Connect to target1 in order to ping target2

$ vagrant ssh target1
Last login: Wed Dec  8 12:47:13 2021 from 10.0.2.2
[vagrant@target1 ~]$ ping 192.168.42.4 # let this command running in a terminal

Attack your targets

$ vagrant ssh blackhat
Last login: Wed Dec  8 09:24:22 2021 from 10.0.2.2
[vagrant@blackhat ~]$ cd /tmp/ft_malcom/
[vagrant@blackhat ~]$ sudo sysctl -w net.ipv4.ip_forward=1 # ensure packets forwarding
[vagrant@blackhat ft_malcom]$ make # build the program
[...]
[vagrant@blackhat ft_malcom]$ sudo ./ft_malcom -I
  1. Select the network interface to use & wait for the network scanning
    • select eth1
  2. Select the targetted computer
    • either 192.168.42.3 (target1) or 192.168.42.4 (target2)
  3. Select the spoofed IP address
    • The opposite of the previous step

ARP poisoning (mandatory part of the subject)

This attack will answer to arp who-has request from a specific target with a custom ARP packet containing a spoofed IP (comming from the who-has request) and the MAC address of the attacker.

Usually who-has requests are sent to the Link layer broadcast (ff:ff:ff:ff:ff:ff) to initiate connections.

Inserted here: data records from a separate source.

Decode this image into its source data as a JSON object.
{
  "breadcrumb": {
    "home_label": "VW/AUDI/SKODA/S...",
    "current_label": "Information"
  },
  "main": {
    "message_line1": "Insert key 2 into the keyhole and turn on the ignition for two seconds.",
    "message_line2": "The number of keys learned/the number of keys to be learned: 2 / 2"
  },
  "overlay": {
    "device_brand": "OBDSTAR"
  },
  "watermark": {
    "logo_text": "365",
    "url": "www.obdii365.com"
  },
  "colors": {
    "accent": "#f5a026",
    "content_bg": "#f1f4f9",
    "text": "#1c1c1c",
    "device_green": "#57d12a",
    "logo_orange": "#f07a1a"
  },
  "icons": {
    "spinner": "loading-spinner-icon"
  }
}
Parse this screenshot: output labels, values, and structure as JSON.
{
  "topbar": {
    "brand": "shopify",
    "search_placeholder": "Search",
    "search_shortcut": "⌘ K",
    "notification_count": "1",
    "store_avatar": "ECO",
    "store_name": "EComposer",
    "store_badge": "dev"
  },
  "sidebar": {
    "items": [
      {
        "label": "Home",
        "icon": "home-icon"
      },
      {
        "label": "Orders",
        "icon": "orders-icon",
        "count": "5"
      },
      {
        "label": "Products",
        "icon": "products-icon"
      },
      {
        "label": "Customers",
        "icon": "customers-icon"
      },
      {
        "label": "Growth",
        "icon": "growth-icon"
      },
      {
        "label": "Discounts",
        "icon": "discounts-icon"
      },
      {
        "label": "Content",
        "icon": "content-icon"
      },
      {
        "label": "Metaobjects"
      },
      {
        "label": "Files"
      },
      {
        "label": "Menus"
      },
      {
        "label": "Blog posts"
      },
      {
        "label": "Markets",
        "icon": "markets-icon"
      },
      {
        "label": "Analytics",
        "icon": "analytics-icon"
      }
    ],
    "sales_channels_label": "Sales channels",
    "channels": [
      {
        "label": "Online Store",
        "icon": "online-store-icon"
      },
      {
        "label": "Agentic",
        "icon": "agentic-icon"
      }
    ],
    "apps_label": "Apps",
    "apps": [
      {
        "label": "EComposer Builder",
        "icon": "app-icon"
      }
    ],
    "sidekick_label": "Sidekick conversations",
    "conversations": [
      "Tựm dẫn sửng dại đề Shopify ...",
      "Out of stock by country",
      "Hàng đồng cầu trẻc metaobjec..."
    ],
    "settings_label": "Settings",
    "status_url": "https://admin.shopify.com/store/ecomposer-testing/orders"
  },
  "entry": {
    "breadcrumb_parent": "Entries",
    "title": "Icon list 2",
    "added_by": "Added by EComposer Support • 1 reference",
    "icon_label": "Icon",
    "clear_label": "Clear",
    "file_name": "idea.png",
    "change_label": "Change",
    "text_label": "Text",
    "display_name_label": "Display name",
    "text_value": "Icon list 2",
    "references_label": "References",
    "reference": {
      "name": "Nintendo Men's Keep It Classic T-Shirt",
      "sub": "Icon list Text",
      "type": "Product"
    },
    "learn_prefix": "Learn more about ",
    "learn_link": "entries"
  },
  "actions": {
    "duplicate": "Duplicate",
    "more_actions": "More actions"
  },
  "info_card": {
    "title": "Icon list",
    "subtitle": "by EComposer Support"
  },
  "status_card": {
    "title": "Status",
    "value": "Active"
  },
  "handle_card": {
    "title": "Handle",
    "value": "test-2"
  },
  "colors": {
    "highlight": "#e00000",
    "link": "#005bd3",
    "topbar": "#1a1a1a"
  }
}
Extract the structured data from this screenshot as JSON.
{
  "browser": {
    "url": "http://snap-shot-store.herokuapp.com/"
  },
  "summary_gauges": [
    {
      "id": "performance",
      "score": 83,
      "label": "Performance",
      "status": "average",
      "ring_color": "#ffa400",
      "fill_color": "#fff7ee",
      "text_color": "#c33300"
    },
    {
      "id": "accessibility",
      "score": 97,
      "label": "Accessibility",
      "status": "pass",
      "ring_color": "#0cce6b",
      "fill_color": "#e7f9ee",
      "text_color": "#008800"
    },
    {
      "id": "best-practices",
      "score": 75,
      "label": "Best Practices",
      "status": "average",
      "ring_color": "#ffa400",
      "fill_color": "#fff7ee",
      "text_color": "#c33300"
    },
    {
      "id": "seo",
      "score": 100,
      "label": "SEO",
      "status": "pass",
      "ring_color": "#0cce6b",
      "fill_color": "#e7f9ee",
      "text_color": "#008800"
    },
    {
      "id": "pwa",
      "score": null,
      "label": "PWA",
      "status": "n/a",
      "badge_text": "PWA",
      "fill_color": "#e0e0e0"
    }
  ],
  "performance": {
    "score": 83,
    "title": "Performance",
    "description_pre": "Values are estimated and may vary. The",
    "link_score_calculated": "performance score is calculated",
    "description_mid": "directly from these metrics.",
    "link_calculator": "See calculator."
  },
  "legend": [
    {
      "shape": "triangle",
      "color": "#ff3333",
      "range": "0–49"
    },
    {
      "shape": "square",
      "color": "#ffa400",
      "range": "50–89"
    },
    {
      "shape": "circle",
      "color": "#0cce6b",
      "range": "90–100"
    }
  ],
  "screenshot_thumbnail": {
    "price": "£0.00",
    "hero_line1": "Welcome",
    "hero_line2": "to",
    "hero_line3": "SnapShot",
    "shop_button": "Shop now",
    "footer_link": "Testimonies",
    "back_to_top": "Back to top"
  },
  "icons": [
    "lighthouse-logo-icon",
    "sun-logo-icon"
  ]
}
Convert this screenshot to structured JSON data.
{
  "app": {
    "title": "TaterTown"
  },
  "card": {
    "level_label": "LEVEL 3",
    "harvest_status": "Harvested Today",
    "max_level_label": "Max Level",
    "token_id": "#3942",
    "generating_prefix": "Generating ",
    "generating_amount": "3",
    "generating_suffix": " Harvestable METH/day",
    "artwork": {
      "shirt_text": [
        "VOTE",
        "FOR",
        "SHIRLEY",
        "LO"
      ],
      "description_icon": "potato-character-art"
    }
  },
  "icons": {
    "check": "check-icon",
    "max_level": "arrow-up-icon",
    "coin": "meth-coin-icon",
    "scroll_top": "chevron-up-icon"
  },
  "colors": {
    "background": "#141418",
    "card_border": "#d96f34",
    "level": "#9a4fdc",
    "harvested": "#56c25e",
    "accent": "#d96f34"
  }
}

The first step for you, will be to get your (blackhat VM) mac address (ip a command).

Then type:

[vagrant@blackhat ~]$ cd /tmp/ft_malcom
[vagrant@blackhat ft_malcom]$ make
[...]
[vagrant@blackhat ft_malcom]$ sudo ./ft_malcom -p <spoofed IP> <spoofed MAC address> <target IP> ff:ff:ff:ff:ff:ff 

ARP flooding

This attack method will flood the network with ARP is-at packets to a specific target to force it to update its ARP cache table.

To test it (on black)

[vagrant@blackhat ~]$ cd /tmp/ft_malcom
[vagrant@blackhat ft_malcom]$ make
[...]
[vagrant@blackhat ft_malcom]$ sudo ./ft_malcom -v -f <spoofed IP> <targetted IP>

Start a test environment (Docker + GNS3)

Before openning this project, please make sure that you have built the docker image in this repository, by typing:

$ docker build -t fherbine_host .

topology attack

You can test this project in an isolated environment into GNS3, thanks to the given topology simulation.gns3project.